Gail Turner has always been a part of the farming and ranching community in southwest Oklahoma. Gail was born and raised in Lawton, attending grade school at Flower Mound School before graduating high school at MacArthur in 1973. He then attended Cameron University, concentrating in agriculture until beginning farming and ranching full-time on his own.
In the early 1980s, Gail had a quick stint in financial business before venturing into dirt construction in the mid 1980s. Gail has always had an interest in local government and decided to run for county commissioner in 1998. He won that election, began his first term as county commissioner in January 1999 and has been re-elected three consecutive terms.
Turner prides his district for their concern and awareness for safety. A harmless challenge he gave to his employees about six (6) years ago has now turned in to a huge event attracting legislators from the state capitol and all across Oklahoma. Turner’s simple challenge is now a safety program which allows them to host a community-wide BBQ/Fish Fry every year as long as there have been “NO” lost-time accidents. Hundreds of people from the community come out each year to eat and mingle in support of the District’s job performance. AUnder Turner, Comanche County District 1 (eastern district) has completed more than 700 consecutive days without a lost-time accident, and are eyeing the goal of 1,000 hours, set by Turner. “The employees take their record very seriously and are extremely proud of their accomplishment. They now hold each other accountable in every situation,” says Turner.
In addition to the safety of his district, Gail has been aggressive at the county level in changing working regulations to improve safety for ALL employees. Turner also takes great pride in providing safety to the citizens by effectively maintaining county roads, changing bridge locations and improving infrastructure.
Under Turner's guidance, District 1 has also developed an "in-house" bridge crew. The crew is able to repair and rebuild a number of bridges, 65-feet and less, in the district that would normally be completed through an outside bid, effectively saving taxpayers money. Recently, the crew completed the rebuilding of a bridge on Wolfe Road, half a mile east of 180th Road.
Turner continues to work closely with the Federal Emergency Management Agency (FEMA) in order for Comanche County and its municipalities to stay compliant, allowing them to receive federal grants and reimbursements for disasters. One of those reimbursements, which is currently being applied, is the rebuilding of a number of minor collector roads in the eastern district due to the ice storms in 2009 and 2010. In total, road crews have completed 177 miles of oil and chip work in the district.
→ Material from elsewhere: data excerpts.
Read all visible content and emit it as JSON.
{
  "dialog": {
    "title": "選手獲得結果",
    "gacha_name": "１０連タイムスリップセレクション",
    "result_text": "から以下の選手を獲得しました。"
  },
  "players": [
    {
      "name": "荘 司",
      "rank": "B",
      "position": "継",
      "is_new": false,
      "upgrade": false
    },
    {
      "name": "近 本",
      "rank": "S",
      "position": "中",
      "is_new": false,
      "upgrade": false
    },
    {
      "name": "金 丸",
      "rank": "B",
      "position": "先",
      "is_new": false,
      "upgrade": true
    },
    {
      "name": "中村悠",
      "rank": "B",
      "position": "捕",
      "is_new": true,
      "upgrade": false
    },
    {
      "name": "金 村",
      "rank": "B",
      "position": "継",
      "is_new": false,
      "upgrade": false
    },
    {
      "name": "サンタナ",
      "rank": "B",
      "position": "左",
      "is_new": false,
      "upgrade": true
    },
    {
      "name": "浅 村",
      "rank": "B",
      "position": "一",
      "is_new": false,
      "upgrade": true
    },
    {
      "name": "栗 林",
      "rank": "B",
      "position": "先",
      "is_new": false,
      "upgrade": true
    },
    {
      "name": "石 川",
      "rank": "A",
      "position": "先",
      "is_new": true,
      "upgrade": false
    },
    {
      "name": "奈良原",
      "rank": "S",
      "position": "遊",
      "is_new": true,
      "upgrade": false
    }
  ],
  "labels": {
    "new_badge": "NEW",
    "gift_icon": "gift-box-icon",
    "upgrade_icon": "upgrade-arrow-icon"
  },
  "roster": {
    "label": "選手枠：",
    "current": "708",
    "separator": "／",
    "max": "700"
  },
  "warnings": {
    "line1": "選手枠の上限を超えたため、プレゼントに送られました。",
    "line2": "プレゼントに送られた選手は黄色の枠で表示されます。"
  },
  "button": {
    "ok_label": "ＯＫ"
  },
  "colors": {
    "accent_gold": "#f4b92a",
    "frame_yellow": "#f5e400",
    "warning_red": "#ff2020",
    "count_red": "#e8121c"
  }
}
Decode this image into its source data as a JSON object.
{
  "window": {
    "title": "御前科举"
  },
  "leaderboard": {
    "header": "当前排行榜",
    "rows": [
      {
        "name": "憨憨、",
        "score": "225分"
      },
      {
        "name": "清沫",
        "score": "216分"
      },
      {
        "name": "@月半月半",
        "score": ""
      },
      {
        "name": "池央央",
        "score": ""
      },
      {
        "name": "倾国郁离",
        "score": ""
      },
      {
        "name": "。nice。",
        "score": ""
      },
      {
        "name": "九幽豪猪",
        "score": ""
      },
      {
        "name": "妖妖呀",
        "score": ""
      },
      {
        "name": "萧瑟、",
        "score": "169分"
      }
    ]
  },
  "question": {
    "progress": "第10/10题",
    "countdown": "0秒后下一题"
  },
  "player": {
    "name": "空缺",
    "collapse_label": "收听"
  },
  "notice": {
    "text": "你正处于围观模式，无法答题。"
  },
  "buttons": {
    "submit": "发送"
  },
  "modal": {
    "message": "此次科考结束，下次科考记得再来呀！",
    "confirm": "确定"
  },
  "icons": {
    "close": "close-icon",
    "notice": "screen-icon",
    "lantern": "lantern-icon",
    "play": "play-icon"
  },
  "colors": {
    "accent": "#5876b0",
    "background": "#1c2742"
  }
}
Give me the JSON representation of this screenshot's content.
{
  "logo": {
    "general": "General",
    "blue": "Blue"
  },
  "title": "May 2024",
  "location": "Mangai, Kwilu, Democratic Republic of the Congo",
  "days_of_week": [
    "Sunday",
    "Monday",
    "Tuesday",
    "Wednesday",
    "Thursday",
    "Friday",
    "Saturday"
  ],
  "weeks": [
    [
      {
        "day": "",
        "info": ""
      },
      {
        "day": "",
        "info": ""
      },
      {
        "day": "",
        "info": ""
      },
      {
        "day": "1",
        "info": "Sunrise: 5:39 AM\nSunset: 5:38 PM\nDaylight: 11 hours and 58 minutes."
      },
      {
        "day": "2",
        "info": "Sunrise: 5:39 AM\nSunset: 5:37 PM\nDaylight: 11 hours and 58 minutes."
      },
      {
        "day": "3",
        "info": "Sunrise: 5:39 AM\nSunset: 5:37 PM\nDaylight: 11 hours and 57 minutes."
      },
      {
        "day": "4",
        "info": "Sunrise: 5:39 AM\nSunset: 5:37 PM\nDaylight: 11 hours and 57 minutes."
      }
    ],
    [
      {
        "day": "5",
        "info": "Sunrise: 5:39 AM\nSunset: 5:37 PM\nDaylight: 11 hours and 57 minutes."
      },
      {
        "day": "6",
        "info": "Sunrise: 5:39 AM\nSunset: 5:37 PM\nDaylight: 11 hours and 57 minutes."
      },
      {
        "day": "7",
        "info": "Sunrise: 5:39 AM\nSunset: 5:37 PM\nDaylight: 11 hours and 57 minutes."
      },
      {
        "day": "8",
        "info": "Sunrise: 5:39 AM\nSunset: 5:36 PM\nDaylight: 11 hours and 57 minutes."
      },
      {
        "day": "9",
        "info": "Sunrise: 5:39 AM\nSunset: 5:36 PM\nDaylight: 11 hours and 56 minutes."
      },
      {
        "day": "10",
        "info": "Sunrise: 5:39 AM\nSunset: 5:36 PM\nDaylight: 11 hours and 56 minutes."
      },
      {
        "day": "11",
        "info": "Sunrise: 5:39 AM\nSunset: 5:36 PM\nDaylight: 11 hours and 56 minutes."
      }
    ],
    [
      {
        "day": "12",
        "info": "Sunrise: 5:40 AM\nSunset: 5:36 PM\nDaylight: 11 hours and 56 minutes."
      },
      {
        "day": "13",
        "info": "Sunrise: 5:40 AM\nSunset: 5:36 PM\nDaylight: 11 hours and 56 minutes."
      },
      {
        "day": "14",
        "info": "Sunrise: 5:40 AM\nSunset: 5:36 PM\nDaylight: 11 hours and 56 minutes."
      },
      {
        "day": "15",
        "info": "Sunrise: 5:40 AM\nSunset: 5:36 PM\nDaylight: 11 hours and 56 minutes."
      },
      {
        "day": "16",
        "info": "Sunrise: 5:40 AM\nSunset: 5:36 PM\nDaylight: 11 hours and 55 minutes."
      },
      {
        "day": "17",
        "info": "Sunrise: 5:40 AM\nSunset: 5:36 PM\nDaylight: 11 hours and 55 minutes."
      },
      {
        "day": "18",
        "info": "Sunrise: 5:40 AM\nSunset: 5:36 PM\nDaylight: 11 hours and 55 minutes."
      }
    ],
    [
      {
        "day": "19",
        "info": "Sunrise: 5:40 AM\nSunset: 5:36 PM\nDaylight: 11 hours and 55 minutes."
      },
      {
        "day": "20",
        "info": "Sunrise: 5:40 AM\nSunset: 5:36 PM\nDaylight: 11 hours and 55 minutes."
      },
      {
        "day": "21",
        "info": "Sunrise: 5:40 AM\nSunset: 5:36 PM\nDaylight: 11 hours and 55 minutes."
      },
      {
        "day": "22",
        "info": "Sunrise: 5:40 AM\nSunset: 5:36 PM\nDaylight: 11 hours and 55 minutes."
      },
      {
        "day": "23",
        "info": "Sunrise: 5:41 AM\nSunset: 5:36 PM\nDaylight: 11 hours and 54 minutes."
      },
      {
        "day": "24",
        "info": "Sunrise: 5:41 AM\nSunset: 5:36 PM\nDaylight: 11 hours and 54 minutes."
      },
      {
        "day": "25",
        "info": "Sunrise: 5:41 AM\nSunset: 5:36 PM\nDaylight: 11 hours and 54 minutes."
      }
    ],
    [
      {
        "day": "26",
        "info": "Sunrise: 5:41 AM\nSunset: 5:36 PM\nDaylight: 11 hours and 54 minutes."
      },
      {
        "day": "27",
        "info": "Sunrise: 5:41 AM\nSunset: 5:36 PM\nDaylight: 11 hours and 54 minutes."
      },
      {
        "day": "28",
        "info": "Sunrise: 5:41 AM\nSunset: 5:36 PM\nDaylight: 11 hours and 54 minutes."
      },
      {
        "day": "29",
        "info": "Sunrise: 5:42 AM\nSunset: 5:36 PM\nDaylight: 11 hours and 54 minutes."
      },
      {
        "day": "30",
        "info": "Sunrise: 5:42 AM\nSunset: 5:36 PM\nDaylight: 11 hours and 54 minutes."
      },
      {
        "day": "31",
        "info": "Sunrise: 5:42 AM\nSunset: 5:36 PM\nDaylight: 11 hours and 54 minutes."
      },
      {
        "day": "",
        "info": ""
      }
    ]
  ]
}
Another collaboration Turner is proud of is the work completed between Comanche County and the Comanche Nation. Turner said the road work completed on Bishop Road at Cache Creek, replacing the old bridge with an asphalt bridge and concrete approaches, could not have been done without the partnership with the Comanche Nation.
"It no doubt made it safer," Turner said. "It's a heavily trafficed area. I'm proud of the work and effort put in by the Comanche Nation and Comanche County to make this happen."